Pengacara Penyuap Hakim hingga Rp60 M Salahgunakan Profesi, Harusnya Pembela Kebenaran bukan Pengantar Suap
Mereka terjerat kasus suap dan gratifikasi vonis lepas perkara korupsi persetujuan ekspor minyak kelapa sawit (CPO) perio 2021-2022.
Kejaksaan Agung (Kejagung) membongkar praktik suap hakim Pengadilan Negeri Jakarta Pusat (PN Jakpus) senilai Rp60 miliar. Tidak tanggung-tanggung, 3 hakim nonaktif PN Jakpus diciduk, serta dua orang berprofesi pengacara yakni Marcella Santoso dan Ariyanto.
Mereka terjerat kasus suap dan gratifikasi vonis lepas perkara korupsi persetujuan ekspor minyak kelapa sawit (CPO) perio 2021-2022.
Direktur Penyidikan Jaksa Agung Muda Bidang Tindak Pidana Khusus Abdul Qohar menyebut terdapat bukti pemberian suap sebesar Rp60 miliar dari Marcella Santoso dan Ariyanto selaku pengacara korporasi PT Permata Hijau Group, PT Wilmar Group dan PT Musim Mas Group.
Ia mengatakan uang itu diterima oleh Muhammad Arif Nuryanta yang saat itu menjabat sebagai Wakil Ketua PN Jakarta Pusat melalui Wahyu Gunawan yang saat itu menjabat sebagai Panitera Muda pada PN Jakarta Pusat.
Ketua Forum Aktivis Pejuang Keadilan, Harda Belly menyebut praktik suap menyuap itu menjadi contoh buruk bagi seorang advokat.
"Ini menjadi contoh sangat buruk bagi seorang advokat. Seharusnya mereka memberi contoh dengan membela kebenaran, bukan malah menjadi perantara suap," ujar Harda dalam keterangannya, Rabu (23/4).
Dihukum Berat agar Jera
Menurutnya, tindakan seperti ini harus dijatuhi hukuman seberat-beratnya agar memberi efek jera bagi pelaku maupun pihak lain yang berniat melakukan tindakan serupa.

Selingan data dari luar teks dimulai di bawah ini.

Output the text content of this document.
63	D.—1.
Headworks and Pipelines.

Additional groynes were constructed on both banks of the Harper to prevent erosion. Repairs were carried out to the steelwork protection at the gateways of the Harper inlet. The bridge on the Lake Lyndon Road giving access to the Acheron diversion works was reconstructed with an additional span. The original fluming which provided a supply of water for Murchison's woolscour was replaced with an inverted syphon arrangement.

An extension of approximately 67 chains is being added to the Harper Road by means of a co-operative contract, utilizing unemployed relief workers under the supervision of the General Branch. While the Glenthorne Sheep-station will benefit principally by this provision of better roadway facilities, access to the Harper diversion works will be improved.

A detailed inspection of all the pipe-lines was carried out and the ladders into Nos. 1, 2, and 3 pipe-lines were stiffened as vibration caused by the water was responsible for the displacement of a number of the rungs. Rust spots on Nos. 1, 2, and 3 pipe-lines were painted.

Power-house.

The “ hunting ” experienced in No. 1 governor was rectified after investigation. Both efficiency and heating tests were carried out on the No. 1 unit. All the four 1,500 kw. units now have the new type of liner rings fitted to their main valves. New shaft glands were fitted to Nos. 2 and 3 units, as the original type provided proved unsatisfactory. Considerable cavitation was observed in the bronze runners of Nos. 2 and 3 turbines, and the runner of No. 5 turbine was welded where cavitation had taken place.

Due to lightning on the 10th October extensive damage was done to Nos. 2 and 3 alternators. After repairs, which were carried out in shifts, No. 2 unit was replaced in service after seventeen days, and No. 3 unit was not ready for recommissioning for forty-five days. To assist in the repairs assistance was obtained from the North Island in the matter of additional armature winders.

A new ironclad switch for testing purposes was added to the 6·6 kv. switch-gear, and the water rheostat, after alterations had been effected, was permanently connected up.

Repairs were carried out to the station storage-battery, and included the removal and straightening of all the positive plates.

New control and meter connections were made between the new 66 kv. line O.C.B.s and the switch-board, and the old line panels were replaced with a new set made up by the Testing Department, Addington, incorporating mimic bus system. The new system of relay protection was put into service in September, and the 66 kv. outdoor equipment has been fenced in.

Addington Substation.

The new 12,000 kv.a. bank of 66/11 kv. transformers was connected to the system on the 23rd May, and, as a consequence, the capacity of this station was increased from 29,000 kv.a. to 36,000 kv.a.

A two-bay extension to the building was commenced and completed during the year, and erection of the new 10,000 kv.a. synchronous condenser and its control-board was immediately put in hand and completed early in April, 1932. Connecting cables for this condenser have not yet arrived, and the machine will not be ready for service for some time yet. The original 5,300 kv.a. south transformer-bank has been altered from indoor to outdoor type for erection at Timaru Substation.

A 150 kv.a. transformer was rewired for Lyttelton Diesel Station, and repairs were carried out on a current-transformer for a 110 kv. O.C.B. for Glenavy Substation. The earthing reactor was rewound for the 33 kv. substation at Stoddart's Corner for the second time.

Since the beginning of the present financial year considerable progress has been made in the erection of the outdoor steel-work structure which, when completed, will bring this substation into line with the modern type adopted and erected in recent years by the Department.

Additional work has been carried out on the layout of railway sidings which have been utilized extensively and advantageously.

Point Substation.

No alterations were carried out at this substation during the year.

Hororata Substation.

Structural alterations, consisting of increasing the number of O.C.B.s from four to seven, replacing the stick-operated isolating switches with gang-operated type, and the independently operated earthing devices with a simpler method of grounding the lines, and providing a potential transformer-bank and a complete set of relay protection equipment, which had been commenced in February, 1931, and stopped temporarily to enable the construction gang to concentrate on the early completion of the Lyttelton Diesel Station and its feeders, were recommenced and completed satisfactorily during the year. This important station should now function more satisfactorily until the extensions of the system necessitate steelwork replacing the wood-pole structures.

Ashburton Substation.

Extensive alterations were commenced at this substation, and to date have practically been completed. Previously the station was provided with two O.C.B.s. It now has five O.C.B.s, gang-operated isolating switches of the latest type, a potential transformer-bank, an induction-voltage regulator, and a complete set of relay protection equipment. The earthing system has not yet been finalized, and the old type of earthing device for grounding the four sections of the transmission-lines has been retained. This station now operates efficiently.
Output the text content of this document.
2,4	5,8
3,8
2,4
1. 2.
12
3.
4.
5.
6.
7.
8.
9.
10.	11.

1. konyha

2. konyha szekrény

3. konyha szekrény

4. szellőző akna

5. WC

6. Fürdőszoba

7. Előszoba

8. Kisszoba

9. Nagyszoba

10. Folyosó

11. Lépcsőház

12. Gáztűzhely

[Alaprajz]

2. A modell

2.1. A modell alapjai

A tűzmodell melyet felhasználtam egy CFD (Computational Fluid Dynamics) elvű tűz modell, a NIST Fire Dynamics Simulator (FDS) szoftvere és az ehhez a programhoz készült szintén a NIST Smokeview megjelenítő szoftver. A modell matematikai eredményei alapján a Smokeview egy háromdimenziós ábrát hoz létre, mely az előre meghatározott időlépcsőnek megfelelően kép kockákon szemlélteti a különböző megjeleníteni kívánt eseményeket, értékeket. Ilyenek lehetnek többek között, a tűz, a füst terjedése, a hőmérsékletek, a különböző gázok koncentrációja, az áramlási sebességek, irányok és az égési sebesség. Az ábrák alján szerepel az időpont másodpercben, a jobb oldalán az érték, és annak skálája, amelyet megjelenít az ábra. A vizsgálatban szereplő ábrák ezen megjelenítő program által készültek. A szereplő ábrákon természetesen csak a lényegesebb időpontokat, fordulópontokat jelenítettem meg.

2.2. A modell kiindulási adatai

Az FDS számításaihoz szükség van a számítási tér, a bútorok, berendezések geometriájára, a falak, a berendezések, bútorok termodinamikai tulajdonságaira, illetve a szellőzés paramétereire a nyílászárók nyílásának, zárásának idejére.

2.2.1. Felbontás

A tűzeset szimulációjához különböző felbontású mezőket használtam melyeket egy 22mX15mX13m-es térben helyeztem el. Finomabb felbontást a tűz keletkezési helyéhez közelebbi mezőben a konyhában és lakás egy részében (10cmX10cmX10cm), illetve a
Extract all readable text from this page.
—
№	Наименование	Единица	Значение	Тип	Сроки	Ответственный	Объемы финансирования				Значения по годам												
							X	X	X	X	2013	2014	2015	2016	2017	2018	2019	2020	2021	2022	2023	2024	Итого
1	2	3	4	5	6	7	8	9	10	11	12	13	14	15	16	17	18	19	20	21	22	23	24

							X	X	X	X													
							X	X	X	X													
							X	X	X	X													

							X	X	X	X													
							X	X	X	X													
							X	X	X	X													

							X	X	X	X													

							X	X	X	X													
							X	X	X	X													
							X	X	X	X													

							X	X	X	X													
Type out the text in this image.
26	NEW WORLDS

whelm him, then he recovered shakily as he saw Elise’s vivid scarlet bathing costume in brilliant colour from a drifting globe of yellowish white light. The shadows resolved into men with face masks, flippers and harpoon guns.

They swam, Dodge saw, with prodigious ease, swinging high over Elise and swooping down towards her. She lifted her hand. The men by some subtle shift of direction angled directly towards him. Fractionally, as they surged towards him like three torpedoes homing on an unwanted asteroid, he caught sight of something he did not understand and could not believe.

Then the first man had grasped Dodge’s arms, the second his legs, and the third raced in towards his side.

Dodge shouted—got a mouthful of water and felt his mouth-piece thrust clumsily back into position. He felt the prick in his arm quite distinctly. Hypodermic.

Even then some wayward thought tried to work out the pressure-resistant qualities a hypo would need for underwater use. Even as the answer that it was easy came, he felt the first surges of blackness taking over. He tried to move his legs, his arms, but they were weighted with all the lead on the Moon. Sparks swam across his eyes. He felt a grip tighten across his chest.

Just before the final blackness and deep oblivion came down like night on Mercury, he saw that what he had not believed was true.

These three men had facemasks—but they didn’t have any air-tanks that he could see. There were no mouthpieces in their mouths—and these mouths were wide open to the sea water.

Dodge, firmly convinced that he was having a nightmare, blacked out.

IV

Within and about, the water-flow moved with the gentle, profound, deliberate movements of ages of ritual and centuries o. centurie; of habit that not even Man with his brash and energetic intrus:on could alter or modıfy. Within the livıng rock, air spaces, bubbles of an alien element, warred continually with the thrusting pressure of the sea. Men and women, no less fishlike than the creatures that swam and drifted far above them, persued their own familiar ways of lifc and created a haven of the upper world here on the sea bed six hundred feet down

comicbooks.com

"Kita meminta dihukum seberat-beratnya kalau perlu diberikan hukuman mati kepada orang-orang seperti ini, baik hakim, advokat, panitera, ini harus diberikan hukuman seberat-beratnya agar memberikan efek jera dan tidak terulang lagi," katanya.
Harda mengatakan bahwa pengacara yang terlibat bukanlah nama baru di dunia hukum. Hal ini justru menjadi tanda tanya besar mengenai kemungkinan adanya pola atau praktik serupa dalam kasus-kasus sebelumnya yang pernah ditanganinya.
"Ya bisa jadi, karena pengacara ini bukan orang baru, apalagi banyak kasus-kasus besar. Harus diusut juga, jangan-jangan praktik ini bukan hal baru yang dia lakukan. Tentu harus diusut juga, jangan-jangan kasus lain yang dia pegang memang juga melakukan praktik seperti ini," katanya.
Harda juga meminta agar kasus ini menjadi momentum bersih-bersih dalam dunia hukum. Ia mendesak semua pihak, mulai dari kepolisian, kejaksaan, hingga lembaga peradilan, untuk menunjukkan keteladanan dan integritas.